Truth, Inspiration, Hope.

Senate Passes $95-billion Foreign Aid Package That Faces Dismal Prospects in the House

Published: February 13, 2024
The Senate has passed the Omnibus bill despite it being rife with hundreds of millions of dollars in spending leakages for leftist programs and causes.
The U.S. Capitol Building on Dec. 22, 2022 in Washington, D.C.. (Image: Anna Moneymaker/Getty Images)

On Feb. 13, after months of negotiations that have deeply divided congressional Republicans, the Senate passed a controversial multi-billion dollar foreign aid package which many believe faces dismal prospects in the House since the package fails to earmark any funds to secure the southern border.

The $95.3 billion package passed on Tuesday 70-29 with nearly all Democrats voting in favor. The package would not have passed if not for the 22 Republicans that backed it.  

The bill includes $60.06 billion in additional aid to Ukraine, $14.1 billion to support Israel’s war against Hamas, $2.44 billion for operations around the Red Sea, $4.83 billion to support partners in the Indo-Pacific, including Taiwan, and $9.15 billion in humanitarian assistance for civilians in Gaza, the West Bank, Ukraine and other populations in conflict zones around the globe. 

The balance will go towards a number of other causes including $400 million that is being set aside to help nonprofits and places of worship make security enhancements to protect themselves from hate crimes. 

Following the vote, Senate Majority Leader Chuck Schumer said, “With this bill, the Senate declares that American leadership will not waiver, will not falter, will not fail.”

However, the package faces numerous hurdles once it gets to the House, where hardline Republicans are expected to oppose the legislation.

READ MORE:

Not a done deal

In a statement on Monday evening before the vote, Speaker Mike Johnson cast doubt on the legislation’s success.

“Now, in the absence of having any single border policy change from the Senate, the House will have to continue to work its own will on these important matters. America deserves better than the Senate’s status quo,” Johnson said. 

It could be weeks, if not months, before the legislation makes its way to President Biden’s desk to be signed into law, if it makes it there at all.

In a statement Biden urged the House to act quickly. 

“We cannot afford to wait any longer. The costs of inaction are rising every day, especially in Ukraine,” the president said, adding that, “Already, we are seeing reports of Ukrainian troops running out of ammunition on the front lines as Russian forces continue to attack and Putin continues to dream of subjugating the Ukrainian people.”

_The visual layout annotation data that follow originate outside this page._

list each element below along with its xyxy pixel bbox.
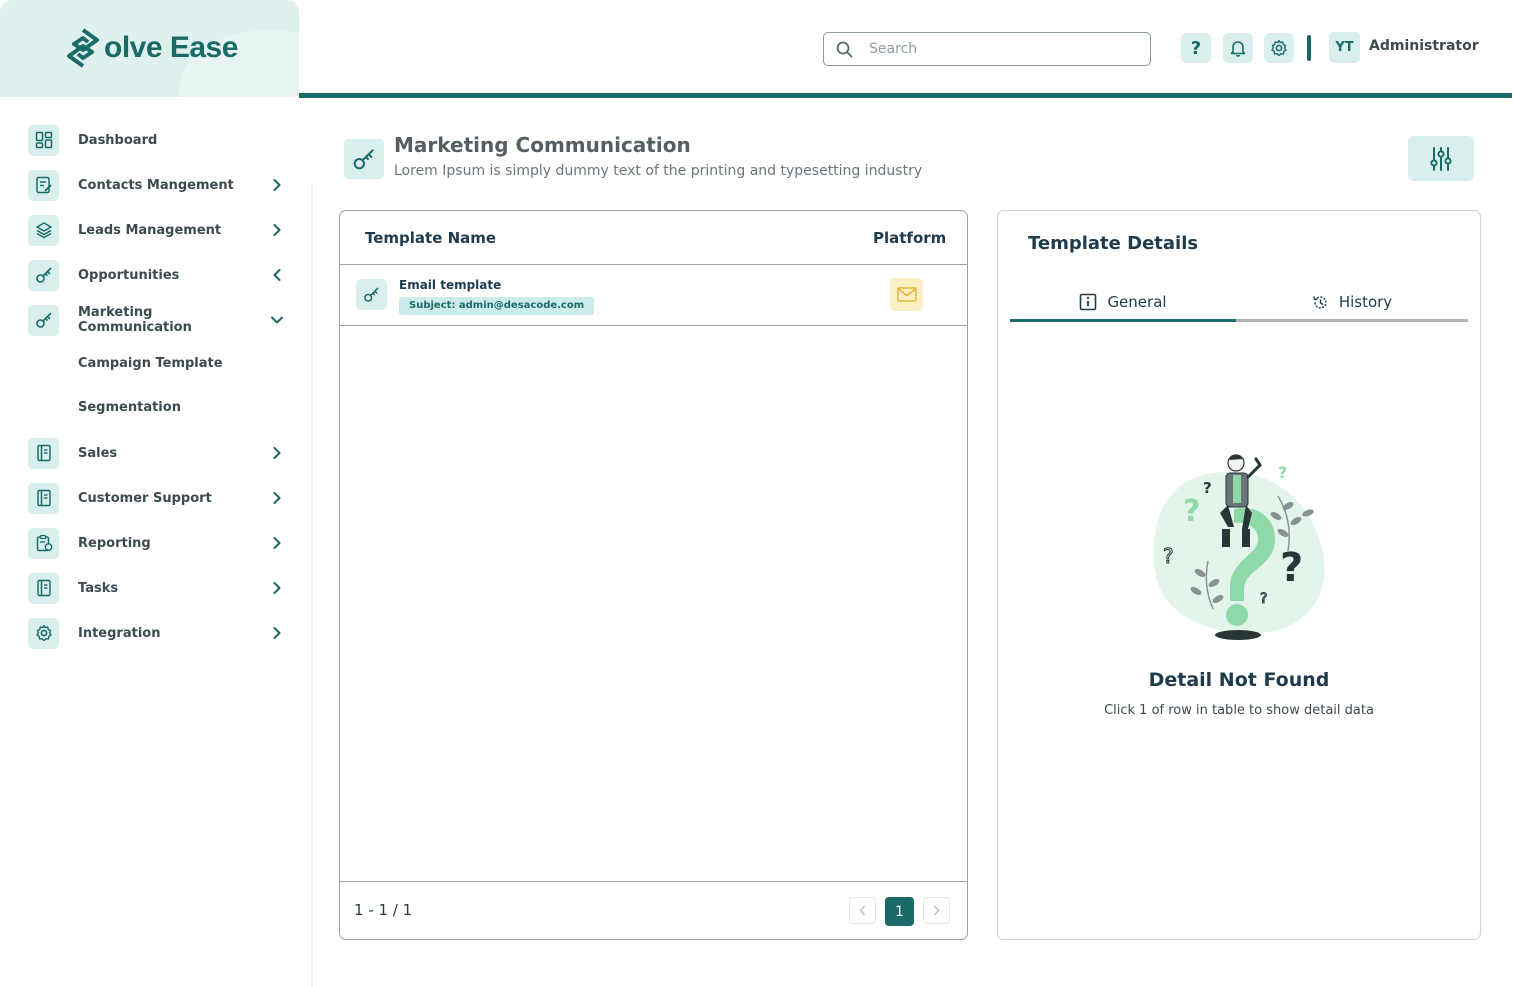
- sidebar-item-dashboard[interactable]: Dashboard: [28, 124, 288, 156]
- tab-history[interactable]: History: [1236, 283, 1468, 321]
- column-header-template-name[interactable]: Template Name: [365, 229, 496, 247]
- sidebar-item-label: Reporting: [78, 535, 151, 551]
- sidebar-item-reporting[interactable]: Reporting: [28, 527, 288, 559]
- search-input[interactable]: [869, 41, 1119, 57]
- sidebar-item-contacts[interactable]: Contacts Mangement: [28, 169, 288, 201]
- chevron-right-icon: [933, 905, 940, 916]
- sidebar-subitem-campaign-template[interactable]: Campaign Template: [78, 356, 223, 371]
- svg-text:?: ?: [1183, 494, 1200, 529]
- pagination-next-button[interactable]: [923, 897, 950, 924]
- pagination-prev-button[interactable]: [849, 897, 876, 924]
- sidebar-item-tasks[interactable]: Tasks: [28, 572, 288, 604]
- bell-icon: [1230, 41, 1246, 57]
- sidebar-item-label: Opportunities: [78, 267, 180, 283]
- logo-mark-icon: [67, 28, 99, 68]
- chevron-right-icon: [270, 491, 284, 505]
- question-person-illustration: ? ? ? ? ? ?: [1153, 454, 1325, 640]
- chevron-right-icon: [270, 581, 284, 595]
- username[interactable]: Administrator: [1369, 38, 1479, 54]
- chevron-right-icon: [270, 223, 284, 237]
- sidebar-item-leads[interactable]: Leads Management: [28, 214, 288, 246]
- sidebar-item-sales[interactable]: Sales: [28, 437, 288, 469]
- brand-logo[interactable]: olve Ease: [66, 28, 238, 68]
- chevron-right-icon: [270, 178, 284, 192]
- sidebar-divider: [311, 185, 313, 986]
- empty-state-title: Detail Not Found: [1148, 669, 1330, 691]
- empty-state-subtitle: Click 1 of row in table to show detail d…: [1104, 703, 1374, 718]
- chevron-right-icon: [270, 446, 284, 460]
- sidebar-item-label: Marketing Communication: [78, 305, 192, 335]
- svg-text:?: ?: [1163, 544, 1174, 568]
- key-icon: [28, 259, 59, 291]
- footer-divider: [340, 881, 967, 882]
- chevron-left-icon: [270, 268, 284, 282]
- header-divider: [1307, 35, 1311, 61]
- column-header-platform[interactable]: Platform: [873, 229, 946, 247]
- details-title: Template Details: [1028, 233, 1199, 254]
- pagination-page-button[interactable]: 1: [885, 897, 914, 926]
- tab-label: History: [1338, 293, 1393, 311]
- dashboard-icon: [28, 124, 59, 156]
- template-details-panel: Template Details General History ? ? ? ?…: [997, 210, 1481, 940]
- sidebar-item-label: Leads Management: [78, 222, 222, 238]
- tab-indicator-active: [1010, 319, 1236, 322]
- templates-table: Template Name Platform Email template Su…: [339, 210, 968, 940]
- chevron-right-icon: [270, 626, 284, 640]
- sidebar-item-label: Sales: [78, 445, 118, 461]
- help-icon: ?: [1190, 37, 1202, 59]
- gear-icon: [28, 617, 59, 649]
- avatar[interactable]: YT: [1329, 32, 1360, 63]
- key-icon: [356, 279, 387, 310]
- svg-text:?: ?: [1278, 463, 1287, 482]
- header-accent-line: [299, 93, 1512, 98]
- info-icon: [1080, 293, 1097, 311]
- key-icon: [28, 304, 59, 336]
- document-icon: [28, 437, 59, 469]
- layers-icon: [28, 214, 59, 246]
- chevron-down-icon: [270, 313, 284, 327]
- page-subtitle: Lorem Ipsum is simply dummy text of the …: [394, 163, 923, 179]
- document-icon: [28, 572, 59, 604]
- search-box[interactable]: [823, 32, 1151, 66]
- sidebar-subitem-segmentation[interactable]: Segmentation: [78, 400, 181, 415]
- pagination-range: 1 - 1 / 1: [354, 901, 413, 919]
- tab-label: General: [1107, 293, 1167, 311]
- sidebar-item-label: Integration: [78, 625, 161, 641]
- chevron-left-icon: [859, 905, 866, 916]
- tab-indicator: [1236, 319, 1468, 322]
- sidebar-item-label: Tasks: [78, 580, 119, 596]
- chevron-right-icon: [270, 536, 284, 550]
- sidebar-item-integration[interactable]: Integration: [28, 617, 288, 649]
- sidebar-item-marketing[interactable]: Marketing Communication: [28, 304, 288, 336]
- document-icon: [28, 482, 59, 514]
- sidebar-item-label: Contacts Mangement: [78, 177, 234, 193]
- sidebar-item-label: Dashboard: [78, 132, 158, 148]
- svg-text:?: ?: [1260, 591, 1267, 607]
- svg-text:?: ?: [1280, 545, 1303, 591]
- table-row[interactable]: Email template Subject: admin@desacode.c…: [340, 265, 967, 326]
- svg-text:?: ?: [1203, 479, 1212, 497]
- settings-button[interactable]: [1264, 33, 1294, 63]
- page-title: Marketing Communication: [394, 133, 691, 157]
- brand-name: olve Ease: [104, 31, 238, 64]
- sliders-icon: [1430, 146, 1452, 171]
- help-button[interactable]: ?: [1181, 33, 1211, 63]
- filter-button[interactable]: [1408, 136, 1474, 181]
- search-icon: [836, 41, 853, 57]
- subject-badge: Subject: admin@desacode.com: [399, 297, 595, 315]
- notifications-button[interactable]: [1223, 33, 1253, 63]
- key-icon: [344, 139, 384, 179]
- brand-panel: olve Ease: [0, 0, 299, 97]
- clipboard-icon: [28, 527, 59, 559]
- tab-general[interactable]: General: [1010, 283, 1236, 321]
- sidebar-item-label: Customer Support: [78, 490, 212, 506]
- history-icon: [1313, 295, 1327, 309]
- gear-icon: [1271, 39, 1287, 57]
- contacts-icon: [28, 169, 59, 201]
- template-name: Email template: [399, 278, 502, 292]
- mail-icon: [890, 278, 923, 311]
- sidebar-item-customer-support[interactable]: Customer Support: [28, 482, 288, 514]
- sidebar-item-opportunities[interactable]: Opportunities: [28, 259, 288, 291]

Schumer believes the legislation’s strong bipartisan support should put enough pressure on Johnson to advance it.

READ MORE:

US defense contractors the big winners

A large portion of the funds identified in the bill to aid Ukraine are expected to be used to purchase munitions and air defense systems from U.S. contractors, thus the majority of those funds will remain in the United States.

“Tens of billions of dollars will fill Pentagon coffers to purchase new weapons from U.S. companies to refill inventories that have been tapped to help Ukraine, finance military operations and sign contracts for new weapons for Kyiv,” Politico reported. 

Both Biden and Senate Republican leader Mitch McConnell have tried to sell the legislation as a job creator over the months it has been stalled in the Senate. 

Of the just over $60 billion for Ukraine, $48.4 of that will end up with the Pentagon of which roughly $20 billion of that will be used to purchase new weapons and equipment to refill U.S. military inventories that have been depleted by aiding Ukraine.

“Another $13.8 billion is earmarked for the Ukraine Security Assistance Initiative, a program in which the Pentagon buys new weapons for the Ukrainian military directly from U.S. defense contractors,” Politico wrote, adding that, “Lawmakers also allocated $14.8 billion for heightened military presence in Europe as well as training and intelligence sharing with Ukraine.”

Following the passing of the legislation in the Senate, Schumer praised the package and said that the responsibility now falls on House Republicans to advance the bill swiftly.

However, speaker Johnson has said that the House will not advance the bill and will instead draft its own legislation that includes provisions to secure the southern border. 

“The mandate of national security supplemental legislation was to secure America’s own border before sending additional foreign aid around the world,” Johnson said. “It is what the American people demand and deserve.”

Republicans opposed to the funding package say they want legislation that places greater limits on the number of asylum seekers allowed into the country and limits on releases into the interior.
They also want an “emergency border authority” to mandate “Title 42-style expulsions of migrants when migration levels exceed 5,000 a day over a seven-day rolling average,” Fox News reported.